3年越しの輪厚でのリベンジへ
香妻にとって、輪厚の最終日最終組には忘れられない悔しい記憶がある。前回この位置で日曜日を迎えた2023年大会、単独首位で最終ラウンドをスタートしながらも「74」と落とし、優勝争いから脱落したのだ。
本人も取材で「最近も最終日にあんまり伸ばせずに終わることが多い。ここ2試合くらいの経験も明日に生きてくると思う」と語る通り、狙うはただ一つ、3年越しとなる輪厚でのリベンジだ。
世界基準の飛距離と、後半10番からの怒濤のバーディラッシュ

計測ホールの9番(316.21ヤード)、15番(333.81ヤード)とともに300ヤード超のドライバーショットを披露した香妻陣一朗
昨年まで主戦場としてたLIVゴルフで培った力は、国内ツアーにおいて圧倒的な武器となっている。それを最も象徴しているのが「飛距離」と、攻守双方における圧倒的なスタッツだ。
第3ラウンドのドライビングディスタンスにおいて、香妻は「325.01ヤード」で全体1位を記録。とくに15番ホール(434ヤード・パー4)でのティーショットは「333.81ヤード」というビッグドライブをかっ飛ばし、このホールでの計測1位を記録してみせた。
さらにスコアメイクを加速させたのが、後半INコースでの集中力だ。10番から14番までの5ホールで4つのバーディを奪う怒濤のラッシュを見せ、一気にリーダーボードを駆け上がった。
平均パット数3位(1.6956)に加え、今季のスタッツでも「バーディ率3位(4.909)」、「サンドセーブ率2位(68.571%)」と、世界規格の飛距離だけでなく総合力の高さがデータで裏付けられている。
キャリア初V以来となる「逆転優勝」へのシナリオ

今季の香妻のパーオン時の平均パットは1.6956で3位。飛距離とグリーン上で死角は見当たらない
首位に立つ内藤寛太郎(通算19アンダー)とは4打差、2位の佐藤大平(通算16アンダー)とは1打差の単独3位(通算15アンダー)。「トップの内藤さんがちょっと抜けているので、明日いいプレーをしてちょっとでもプレッシャーをかけられたら」と、香妻は静かに闘志を燃やす。

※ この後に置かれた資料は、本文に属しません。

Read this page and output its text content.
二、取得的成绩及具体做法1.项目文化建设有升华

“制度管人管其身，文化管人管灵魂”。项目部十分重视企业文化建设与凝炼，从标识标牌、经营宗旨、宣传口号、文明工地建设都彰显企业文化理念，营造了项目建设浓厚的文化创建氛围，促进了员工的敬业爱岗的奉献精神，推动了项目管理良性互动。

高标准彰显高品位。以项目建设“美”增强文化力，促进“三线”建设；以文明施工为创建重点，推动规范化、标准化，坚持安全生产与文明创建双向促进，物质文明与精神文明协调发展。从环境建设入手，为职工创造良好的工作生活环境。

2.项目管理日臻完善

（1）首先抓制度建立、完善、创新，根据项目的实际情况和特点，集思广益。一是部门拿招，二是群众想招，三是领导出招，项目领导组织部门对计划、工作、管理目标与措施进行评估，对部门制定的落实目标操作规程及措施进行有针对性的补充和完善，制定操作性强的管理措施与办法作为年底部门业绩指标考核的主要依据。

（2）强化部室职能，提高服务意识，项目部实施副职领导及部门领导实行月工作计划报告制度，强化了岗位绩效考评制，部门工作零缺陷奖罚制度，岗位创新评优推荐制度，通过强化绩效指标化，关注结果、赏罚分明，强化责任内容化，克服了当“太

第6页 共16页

伸ばし合いが必至となる最終日。香妻は勝負の鍵として「いかにティーショットをフェアウェイに置けるか」を掲げた。ツアー通算3勝のうち直近2勝は首位からの「逃げ切り勝ち」だが、今回はキャリア初優勝(2020年三井住友VISA太平洋マスターズ)以来となる「逆転優勝」をかけた戦いとなる。
世界を経験した男が放つ“333ヤード”の豪快なドライバーショット。最終日最終組、大ギャラリーの前で香妻陣一朗がどのような逆転劇のシナリオを描くのか、その一打一打から目が離せない。